Cigarettes are a health hazard, Sameer Sharma knows. So, three years ago, the 22-year-old college student switched to a “healthier” fix—hookah. “As the tobacco is filtered through the water, the damage done is far less. And while a cigarette does not last for more than two to three minutes, one can hold a pipe for hours together,” he reasons. Sameer is wrong. A recent study by the World Health Organization (WHO) has shown that smoking tobacco from a water pipe is as harmful—if not more—as puffing on cigarettes. A person can inhale over 100 times more smoke in a hookah session lasting between 30-60 minutes than he does by smoking a single cigarette, the report says.
The UN health agency also pointed out that the rising popularity of hookahs is partly due to “unfounded assumptions” of safety and misleading commercial marketing. In cities across India, hookah bars are a hit with the young and the well-heeled. Usually complemented with shisha—a special blend of tobacco and molasses—the bars serve hookah with flavours like apple, peach, mango, mint and strawberry. The lighter flavours make it a hit with women.

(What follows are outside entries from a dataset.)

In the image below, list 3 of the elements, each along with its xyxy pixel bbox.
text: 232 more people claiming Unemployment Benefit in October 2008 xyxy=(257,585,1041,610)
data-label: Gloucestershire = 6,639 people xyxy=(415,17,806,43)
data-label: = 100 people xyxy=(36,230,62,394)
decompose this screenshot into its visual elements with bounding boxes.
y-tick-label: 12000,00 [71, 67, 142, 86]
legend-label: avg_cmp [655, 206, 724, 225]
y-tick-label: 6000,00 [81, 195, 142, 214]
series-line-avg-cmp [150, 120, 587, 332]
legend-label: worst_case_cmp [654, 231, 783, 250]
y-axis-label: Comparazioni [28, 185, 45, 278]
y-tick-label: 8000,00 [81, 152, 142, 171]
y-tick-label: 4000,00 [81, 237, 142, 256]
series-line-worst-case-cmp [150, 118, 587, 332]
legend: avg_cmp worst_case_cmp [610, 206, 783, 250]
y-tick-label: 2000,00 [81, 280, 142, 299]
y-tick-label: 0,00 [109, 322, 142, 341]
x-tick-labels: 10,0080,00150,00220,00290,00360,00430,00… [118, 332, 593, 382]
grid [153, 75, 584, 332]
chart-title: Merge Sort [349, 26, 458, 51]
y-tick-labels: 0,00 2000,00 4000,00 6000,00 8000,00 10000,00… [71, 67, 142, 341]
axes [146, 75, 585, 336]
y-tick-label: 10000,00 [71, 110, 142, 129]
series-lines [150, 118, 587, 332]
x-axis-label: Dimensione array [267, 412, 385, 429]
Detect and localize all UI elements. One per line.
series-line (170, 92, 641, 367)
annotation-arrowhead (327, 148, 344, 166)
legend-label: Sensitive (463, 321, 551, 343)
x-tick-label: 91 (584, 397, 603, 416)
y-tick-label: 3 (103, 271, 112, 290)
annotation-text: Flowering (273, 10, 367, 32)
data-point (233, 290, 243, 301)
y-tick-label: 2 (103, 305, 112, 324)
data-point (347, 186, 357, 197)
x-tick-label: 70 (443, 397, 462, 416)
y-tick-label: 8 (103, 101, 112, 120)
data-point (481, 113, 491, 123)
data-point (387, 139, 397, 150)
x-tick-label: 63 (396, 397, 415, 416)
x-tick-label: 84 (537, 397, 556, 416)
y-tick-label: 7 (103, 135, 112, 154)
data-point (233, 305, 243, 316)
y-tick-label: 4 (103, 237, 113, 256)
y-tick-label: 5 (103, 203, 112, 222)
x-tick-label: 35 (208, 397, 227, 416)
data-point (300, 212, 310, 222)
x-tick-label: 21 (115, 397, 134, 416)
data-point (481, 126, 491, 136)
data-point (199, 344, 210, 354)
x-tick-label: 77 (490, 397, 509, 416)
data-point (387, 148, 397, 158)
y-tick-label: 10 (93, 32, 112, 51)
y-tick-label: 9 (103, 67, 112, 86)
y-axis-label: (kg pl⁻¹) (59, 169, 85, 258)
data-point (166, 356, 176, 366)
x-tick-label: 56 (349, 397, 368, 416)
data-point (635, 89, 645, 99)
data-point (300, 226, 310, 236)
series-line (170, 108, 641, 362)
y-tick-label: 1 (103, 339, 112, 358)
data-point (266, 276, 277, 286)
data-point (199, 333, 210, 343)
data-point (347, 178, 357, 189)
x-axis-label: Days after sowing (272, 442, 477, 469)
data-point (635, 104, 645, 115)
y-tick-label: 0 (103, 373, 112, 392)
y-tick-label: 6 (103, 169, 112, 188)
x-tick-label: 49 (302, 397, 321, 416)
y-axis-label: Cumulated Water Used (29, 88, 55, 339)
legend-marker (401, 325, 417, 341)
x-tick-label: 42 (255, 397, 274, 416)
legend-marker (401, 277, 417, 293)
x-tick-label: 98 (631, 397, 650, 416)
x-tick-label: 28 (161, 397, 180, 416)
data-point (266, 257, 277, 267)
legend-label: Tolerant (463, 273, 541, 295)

Never mind the smoothness, say experts, the pipe is as harmful as the cancer stick. “Hookah makes use of a large quantity of pure, shredded tobacco. Smoking a hookah for 30-60 minutes thus is equivalent to a pack of cigarettes. The tobacco burns at a lower temperature in water pipes, which makes it easier to inhale. But the smoke penetrates deeper into the respiratory tract. This causes more damage than a cigarette,” says Dr M.S. Kanwar, senior consultant, respiratory medicine, Apollo Hospitals, New Delhi.